Valuing Money and Things: Why a $20 Item Can Be Worth More and Less Than $20

Published Online:https://doi.org/10.1287/mnsc.1100.1147

The study of risky decision making has long used monetary gambles to study choice, but many everyday decisions do not involve the prospect of winning or losing money. Monetary gambles, as it turns out, may be processed and evaluated differently than gambles with nonmonetary outcomes. Whereas monetary gambles involve numeric amounts that can be straightforwardly combined with probabilities to yield at least an approximate “expectation” of value, nonmonetary outcomes are typically not numeric and do not lend themselves to easy combination with the associated probabilities.

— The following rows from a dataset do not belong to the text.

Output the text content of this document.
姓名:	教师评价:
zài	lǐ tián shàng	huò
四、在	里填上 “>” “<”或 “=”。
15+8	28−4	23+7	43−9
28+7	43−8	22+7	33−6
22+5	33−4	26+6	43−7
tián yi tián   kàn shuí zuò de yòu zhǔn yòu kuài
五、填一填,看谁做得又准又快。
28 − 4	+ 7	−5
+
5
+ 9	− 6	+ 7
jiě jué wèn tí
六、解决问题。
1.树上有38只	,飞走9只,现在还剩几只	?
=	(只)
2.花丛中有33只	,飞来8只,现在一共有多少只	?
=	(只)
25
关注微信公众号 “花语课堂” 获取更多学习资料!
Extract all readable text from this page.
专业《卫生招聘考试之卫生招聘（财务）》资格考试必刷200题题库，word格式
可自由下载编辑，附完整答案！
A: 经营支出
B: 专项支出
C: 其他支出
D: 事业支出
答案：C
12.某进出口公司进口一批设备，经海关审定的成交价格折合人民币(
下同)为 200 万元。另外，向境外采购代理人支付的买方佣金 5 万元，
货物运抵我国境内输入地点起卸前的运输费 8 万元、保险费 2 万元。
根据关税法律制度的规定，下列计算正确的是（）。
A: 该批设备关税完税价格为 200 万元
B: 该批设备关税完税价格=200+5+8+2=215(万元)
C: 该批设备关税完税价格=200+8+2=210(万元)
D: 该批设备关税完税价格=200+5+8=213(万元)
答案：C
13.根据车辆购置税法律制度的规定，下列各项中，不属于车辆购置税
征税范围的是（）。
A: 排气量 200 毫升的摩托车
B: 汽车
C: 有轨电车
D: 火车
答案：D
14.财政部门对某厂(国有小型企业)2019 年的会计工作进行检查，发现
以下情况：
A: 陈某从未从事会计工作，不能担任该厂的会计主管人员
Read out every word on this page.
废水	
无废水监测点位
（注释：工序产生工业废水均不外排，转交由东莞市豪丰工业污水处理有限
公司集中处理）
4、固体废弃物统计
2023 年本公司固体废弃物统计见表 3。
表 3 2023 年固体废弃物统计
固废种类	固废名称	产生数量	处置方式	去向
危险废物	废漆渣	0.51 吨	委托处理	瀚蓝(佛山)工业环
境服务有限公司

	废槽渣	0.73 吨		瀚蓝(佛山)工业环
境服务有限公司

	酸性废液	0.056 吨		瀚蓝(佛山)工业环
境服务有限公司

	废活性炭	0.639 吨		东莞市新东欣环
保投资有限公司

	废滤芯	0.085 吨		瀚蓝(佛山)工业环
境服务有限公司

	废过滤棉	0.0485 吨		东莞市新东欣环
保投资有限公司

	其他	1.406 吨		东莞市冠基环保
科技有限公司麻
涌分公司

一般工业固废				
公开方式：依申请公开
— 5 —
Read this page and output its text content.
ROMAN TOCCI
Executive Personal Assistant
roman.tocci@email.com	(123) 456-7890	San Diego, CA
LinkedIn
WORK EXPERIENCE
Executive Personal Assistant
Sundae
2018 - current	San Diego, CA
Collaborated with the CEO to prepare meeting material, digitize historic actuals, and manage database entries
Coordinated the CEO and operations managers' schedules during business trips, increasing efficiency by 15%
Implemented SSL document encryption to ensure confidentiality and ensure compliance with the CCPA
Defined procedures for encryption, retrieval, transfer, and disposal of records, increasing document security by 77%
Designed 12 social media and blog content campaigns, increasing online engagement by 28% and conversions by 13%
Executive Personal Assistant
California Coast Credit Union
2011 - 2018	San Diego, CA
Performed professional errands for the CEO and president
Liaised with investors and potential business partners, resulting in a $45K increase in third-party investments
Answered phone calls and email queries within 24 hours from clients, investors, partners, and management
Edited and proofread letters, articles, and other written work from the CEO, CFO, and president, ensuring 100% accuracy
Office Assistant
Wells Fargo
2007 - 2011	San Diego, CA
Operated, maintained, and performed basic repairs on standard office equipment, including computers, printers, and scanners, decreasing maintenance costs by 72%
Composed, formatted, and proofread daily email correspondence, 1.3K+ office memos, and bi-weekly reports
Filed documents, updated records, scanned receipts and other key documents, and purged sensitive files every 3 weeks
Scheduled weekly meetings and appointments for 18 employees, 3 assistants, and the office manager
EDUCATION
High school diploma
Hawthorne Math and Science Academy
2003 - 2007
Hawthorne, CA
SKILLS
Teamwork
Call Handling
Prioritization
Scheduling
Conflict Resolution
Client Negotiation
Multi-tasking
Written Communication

Compared with monetary gambles, the evaluation of nonmonetary prospects typically proves less sensitive to changes in the probability range (inside the extremes of certainty and impossibility), which, among other things, can yield preference reversals. Generalizing on earlier work that attributed similar findings to the role of affect in the evaluation process (Rottenstreich, Y., C. K. Hsee. 2001. Money, kisses, and electric shocks: An affective psychology of risk. Psych. Sci.12(3) 185–190), we attribute the observed patterns to a fundamental difference in the evaluation of monetary versus nonmonetary outcomes. Potential pitfalls in the use of monetary gambles to study choice are highlighted, and implications and future directions are discussed.